La Faute de l'Abbé Mouret

La Faute de l'Abbé Mouret (paragraphe n°1928)

Partie : Livre 3, chapitre XII

Elle le mena aux grandes roches. Peut-être là ne frissonnerait-il plus de cet air débile qui la désespérait. Seules, les grandes roches, à cette heure, étaient encore chaudes de la braise rouge du soleil couchant. Elles avaient toujours leur passion tragique, leurs lits ardents de cailloux, où se roulaient des plantes grasses, monstrueusement accouplées. Et, sans parler, sans même tourner la tête, Albine entraînait Serge le long de la rude montée, voulant le mener plus haut, encore plus haut, au-delà des sources, jusqu'à ce qu'ils fussent de nouveau tous les deux dans le soleil.

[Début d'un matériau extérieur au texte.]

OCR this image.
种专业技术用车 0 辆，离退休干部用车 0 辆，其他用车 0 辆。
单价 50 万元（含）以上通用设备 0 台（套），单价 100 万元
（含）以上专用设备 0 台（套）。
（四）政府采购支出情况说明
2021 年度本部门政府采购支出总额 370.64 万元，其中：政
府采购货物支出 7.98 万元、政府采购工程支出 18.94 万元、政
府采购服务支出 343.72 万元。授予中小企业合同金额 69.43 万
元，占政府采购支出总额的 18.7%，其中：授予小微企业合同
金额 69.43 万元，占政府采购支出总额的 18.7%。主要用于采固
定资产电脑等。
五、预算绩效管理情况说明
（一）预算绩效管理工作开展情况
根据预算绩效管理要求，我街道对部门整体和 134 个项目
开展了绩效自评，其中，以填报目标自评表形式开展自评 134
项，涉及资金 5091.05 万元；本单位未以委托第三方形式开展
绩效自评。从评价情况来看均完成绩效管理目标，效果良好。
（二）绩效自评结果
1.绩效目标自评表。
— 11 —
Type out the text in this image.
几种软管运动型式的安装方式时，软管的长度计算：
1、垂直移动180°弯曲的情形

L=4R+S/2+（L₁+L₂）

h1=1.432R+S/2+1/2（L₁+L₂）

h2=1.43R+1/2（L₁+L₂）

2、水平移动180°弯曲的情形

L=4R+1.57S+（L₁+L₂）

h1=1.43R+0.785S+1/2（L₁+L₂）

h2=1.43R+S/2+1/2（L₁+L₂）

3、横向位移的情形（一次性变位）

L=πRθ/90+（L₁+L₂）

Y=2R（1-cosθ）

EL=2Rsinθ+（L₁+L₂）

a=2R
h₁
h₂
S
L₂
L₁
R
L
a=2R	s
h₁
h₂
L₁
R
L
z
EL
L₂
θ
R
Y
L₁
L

Ils retrouveraient le cèdre souslequel ils avaient éprouvé l'angoisse du premier désir. Ils se coucheraient par terre, sur les dalles ardentes, en attendant que le rut de la terre les gagnât. Mais, bientôt, les pieds de Serge se heurtèrent cruellement. Il ne pouvait plus marcher. Une première fois, il tomba sur les genoux. Albine, d'un effort suprême, le releva, l'emporta un instant. Et il retomba, il resta abattu, au milieu du chemin. En face, au-dessous de lui, le Paradou immense s'étendait.